Once, Rabbi Adler said to his guest: "Tell me, dear teacher, is it right or fair to withhold so much light and goodness? Isn't it time to end this wandering around from place to place in disguise, and accept a position as Rabbi or Rosh Yeshiva in any of many Jewish communities that would be honored and delighted to have such a teacher and leader? And wouldn't that be a better way to honor the Torah?"

"You are righf, Reb Nosson," answered Rabi Arye Leib earnestly. "Truly, I am somewhat tired of all the traveling, and I should have pity on my poor wife, who has accompanied me so willingly with never a complaint. Indeed, if there would be a suitable Rabbinical position for me in a city with a Yeshiva, I would be prepared to consider such a position seriously."

Rabbi Adler's face lit up. He opened a drawer in his desk and brought out a document.

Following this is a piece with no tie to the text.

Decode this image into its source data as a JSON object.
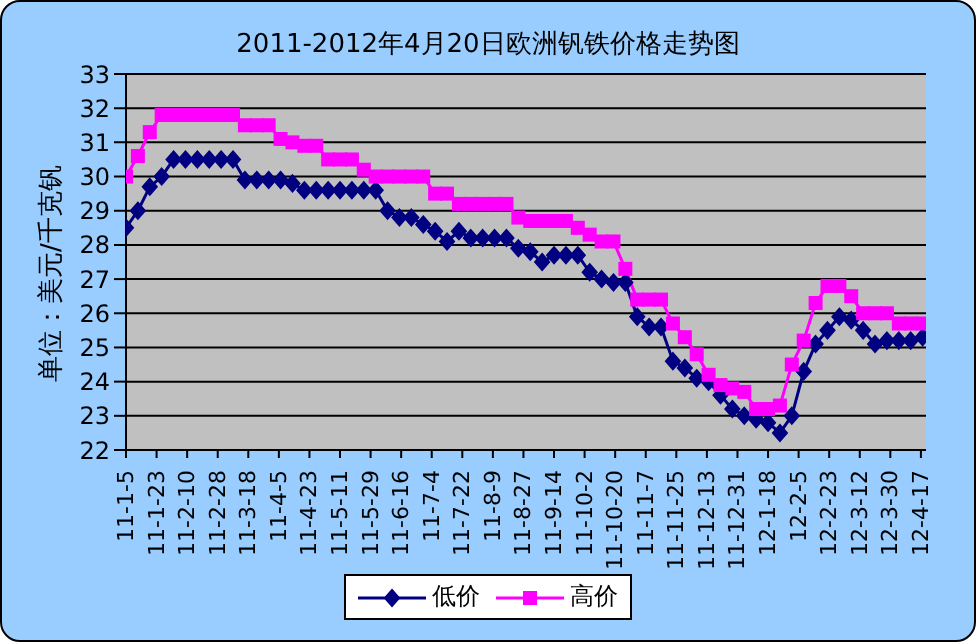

"This is a formal invitation from the community heads, of Metz, in France, stating that they are offering me the position of Chief Rabbi in that ancient city. I have not yet replied to it, though it is several months since I received it. I was waiting for your coming. If you agree to accept this position, I shall write and tell them-that I have a better candidate for them than I. As a matter of fact, the great titles with which they address me are more fitting for a 'lion' than for an 'eagle,' and I could even add some titles to theirs in your case. The conditions they offer are excellent, both materially and spiritually."

Rabbi Arye Leib read the manuscript and said, "I agree to accept the position."

When the heads of the Metz community received Rabbi Adler's reply and recommendation, they immediately sent a contract to Rabbi Arye Leib, assuring him that the community would be more than happy to have him serve as their Rabbi and Rosh Yeshiva.

Rabbi Adler could no longer keep Rabbi Arye Leib and his wife as his guests. The "lion" and the "eagle" took a warm, friendly leave of each other.

Fully rested from their long wanderings; and well dressed - thanks to their generous host -= Rabbi Arye Leib and his wife left for Metz. A warm and most respectful welcome awaited them on arrival. However, Rabbi Arye Leib noticed that some of the community leaders looked a little concerned when they saw their new Rabbi. The Shaagas Arye understood the reason for their concern. So, in his first public address to the community in a packed synagogue, he concluded his learned and inspiring sermon with the following words: "I have the feeling that you expected and hoped to engage a younger. rabbi, one like my distinguished colleague and friend, Rabbi Nosson Adler. Indeed, our sages of the Mishnah say, 'Forty is the age of understanding.' You would like to have a rabbi who would be able to hold the position for at least 30 years, till the age of 70 years, and not have to look for a new rabbi after ten years or so. Let me, therefore, assure you, good friends, that though I am 60 years old, I hope and am confident that you will have no need to look for a replacement for another 30 years, G‑d willing."

And so it was. The Shaagas Arye held his position in Metz for 30 years, until he died in 1785, at the ripe old age of 90 years.